Many times in the Bible salvation is made available to whoever will believe.

2Co 5:17 Therefore if any man be in Christ, he is a new creature: old things are passed away; behold, all things are become new.

Rom 10:12 For there is no difference between the Jew and the Greek: for the same Lord over all is rich unto all that call upon him. Rom 10:13 For whosoever shall call upon the name of the Lord shall be saved.

However other scriptures are specific using Strong Greek word G444 which refers to humans or mankind.

Rom 3:28 Therefore we conclude that a man is justified by faith without the deeds of the law.

The question then becomes what makes men men and according to the Bible that's our soul and spirit (the spirit in this case is not the soul).

1Co 15:45 And so it is written, The first man Adam was made a living soul; the last Adam was made a quickening spirit.

Where do spirit and soul come from is the next question and the answer surely is God.

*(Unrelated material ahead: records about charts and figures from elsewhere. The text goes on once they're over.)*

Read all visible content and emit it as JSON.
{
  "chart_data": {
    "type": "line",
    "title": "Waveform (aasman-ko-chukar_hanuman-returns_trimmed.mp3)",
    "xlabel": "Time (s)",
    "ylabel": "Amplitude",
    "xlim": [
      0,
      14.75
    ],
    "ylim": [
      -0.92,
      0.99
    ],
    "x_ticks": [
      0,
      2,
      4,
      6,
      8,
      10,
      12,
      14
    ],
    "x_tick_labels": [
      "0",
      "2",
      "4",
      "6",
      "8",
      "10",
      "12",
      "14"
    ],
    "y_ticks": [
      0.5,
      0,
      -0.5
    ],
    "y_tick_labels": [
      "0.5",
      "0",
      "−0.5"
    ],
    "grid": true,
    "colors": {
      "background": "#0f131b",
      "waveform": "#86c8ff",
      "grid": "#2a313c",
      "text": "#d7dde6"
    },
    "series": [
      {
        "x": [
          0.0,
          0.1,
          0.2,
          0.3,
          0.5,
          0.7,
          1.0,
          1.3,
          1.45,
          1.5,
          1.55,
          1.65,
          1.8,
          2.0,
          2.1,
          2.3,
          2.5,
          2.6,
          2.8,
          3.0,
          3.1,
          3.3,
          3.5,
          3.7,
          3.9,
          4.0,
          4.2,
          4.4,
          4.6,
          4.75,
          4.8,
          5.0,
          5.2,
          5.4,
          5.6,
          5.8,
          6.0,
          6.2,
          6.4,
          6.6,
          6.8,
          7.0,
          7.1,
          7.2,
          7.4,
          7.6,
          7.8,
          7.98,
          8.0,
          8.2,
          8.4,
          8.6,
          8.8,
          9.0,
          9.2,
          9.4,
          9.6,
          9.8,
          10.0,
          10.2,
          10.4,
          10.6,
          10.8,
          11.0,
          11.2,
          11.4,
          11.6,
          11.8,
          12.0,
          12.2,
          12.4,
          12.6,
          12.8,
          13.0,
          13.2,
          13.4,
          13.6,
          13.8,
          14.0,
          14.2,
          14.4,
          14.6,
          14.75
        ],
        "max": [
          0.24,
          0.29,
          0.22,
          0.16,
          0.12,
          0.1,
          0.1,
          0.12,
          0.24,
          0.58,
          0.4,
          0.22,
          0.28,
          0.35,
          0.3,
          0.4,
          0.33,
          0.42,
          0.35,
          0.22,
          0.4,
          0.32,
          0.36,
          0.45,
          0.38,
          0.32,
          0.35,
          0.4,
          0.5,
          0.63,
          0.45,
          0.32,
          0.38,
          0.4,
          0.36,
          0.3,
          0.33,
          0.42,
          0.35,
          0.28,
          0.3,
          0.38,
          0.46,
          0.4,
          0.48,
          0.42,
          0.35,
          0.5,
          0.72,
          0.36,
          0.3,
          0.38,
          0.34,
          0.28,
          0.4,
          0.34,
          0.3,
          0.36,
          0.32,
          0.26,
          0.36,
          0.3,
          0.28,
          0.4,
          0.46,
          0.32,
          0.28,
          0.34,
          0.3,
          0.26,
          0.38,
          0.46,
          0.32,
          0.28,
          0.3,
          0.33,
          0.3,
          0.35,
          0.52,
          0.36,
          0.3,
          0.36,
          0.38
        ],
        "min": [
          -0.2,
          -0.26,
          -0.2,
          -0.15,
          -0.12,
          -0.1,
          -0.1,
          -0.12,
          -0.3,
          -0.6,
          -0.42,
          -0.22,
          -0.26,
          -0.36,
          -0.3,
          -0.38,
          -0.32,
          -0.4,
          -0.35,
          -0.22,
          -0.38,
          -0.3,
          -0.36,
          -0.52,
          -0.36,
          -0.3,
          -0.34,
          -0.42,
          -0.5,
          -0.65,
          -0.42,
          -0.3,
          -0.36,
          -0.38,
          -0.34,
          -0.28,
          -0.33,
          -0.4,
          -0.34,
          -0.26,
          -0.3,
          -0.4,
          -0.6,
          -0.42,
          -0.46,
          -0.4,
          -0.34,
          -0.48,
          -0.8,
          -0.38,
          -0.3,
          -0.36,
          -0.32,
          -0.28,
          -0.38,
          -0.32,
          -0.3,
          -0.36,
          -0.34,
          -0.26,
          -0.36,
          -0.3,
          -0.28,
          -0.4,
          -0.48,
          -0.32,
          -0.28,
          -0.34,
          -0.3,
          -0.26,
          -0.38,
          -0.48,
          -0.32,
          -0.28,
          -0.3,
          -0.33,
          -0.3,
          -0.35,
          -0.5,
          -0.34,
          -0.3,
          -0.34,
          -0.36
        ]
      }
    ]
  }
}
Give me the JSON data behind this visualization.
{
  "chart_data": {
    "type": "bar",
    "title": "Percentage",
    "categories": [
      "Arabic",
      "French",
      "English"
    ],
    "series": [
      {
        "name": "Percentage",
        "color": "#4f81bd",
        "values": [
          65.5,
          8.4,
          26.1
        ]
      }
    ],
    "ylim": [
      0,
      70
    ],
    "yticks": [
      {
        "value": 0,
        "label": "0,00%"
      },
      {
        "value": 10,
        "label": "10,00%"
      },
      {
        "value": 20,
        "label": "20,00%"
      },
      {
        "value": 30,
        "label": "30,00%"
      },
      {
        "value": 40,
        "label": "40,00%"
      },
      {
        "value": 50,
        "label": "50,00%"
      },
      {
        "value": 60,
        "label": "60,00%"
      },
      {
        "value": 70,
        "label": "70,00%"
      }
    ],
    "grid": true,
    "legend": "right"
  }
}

Ecc 12:7 Then shall the dust return to the earth as it was: and the spirit shall return unto God who gave it.

However we as humans spiritually dead until we are born again.

Rom 7:9 For I was alive without the law once: but when the commandment came, sin revived, and I died.

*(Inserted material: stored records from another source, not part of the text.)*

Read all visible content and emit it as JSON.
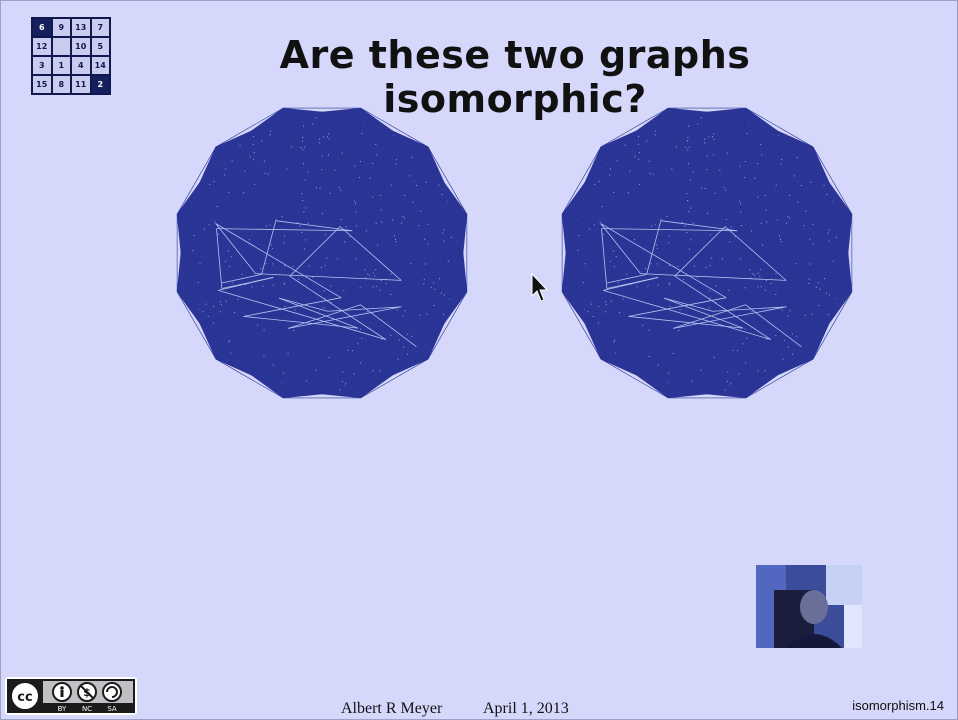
{
  "slide": {
    "title": "Are these two graphs isomorphic?",
    "author": "Albert R Meyer",
    "date": "April 1, 2013",
    "slide_id": "isomorphism.14"
  },
  "logo": {
    "cells": [
      "6",
      "9",
      "13",
      "7",
      "12",
      "",
      "10",
      "5",
      "3",
      "1",
      "4",
      "14",
      "15",
      "8",
      "11",
      "2"
    ],
    "dark_cells": [
      0,
      15
    ]
  },
  "license": {
    "labels": [
      "BY",
      "NC",
      "SA"
    ],
    "cc_text": "cc"
  },
  "colors": {
    "background": "#d6d8fb",
    "graph_edges": "#2a3596",
    "graph_accent": "#b8c0f0"
  },
  "icons": {
    "cursor": "arrow-cursor-icon",
    "license": "creative-commons-icon"
  }
}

Rom 7:25 I thank God through Jesus Christ our Lord. So then with the mind I myself serve the law of God; but with the flesh the law of sin.

Joh 3:7 Marvel not that I said unto thee, Ye must be born again.

So God who through Christ Jesus saves from sins the spiritual dead humans (creating a new spirit and renewing the soul) may indeed save those beings which are not humans and never were spiritually alive if they call on His Name in Faith making Jesus their King and Friend. For Christ died not only for the sins of man but for the sins of the world. Whether that being be the work of our hands like a sentient AI or a clone or another work of His Hand like an alien or naftali or other hybrid. Being born again will make them just as much saved as any human which is saved.

Joh 1:29 The next day John seeth Jesus coming unto him, and saith, Behold the Lamb of God, which taketh away the sin of the world.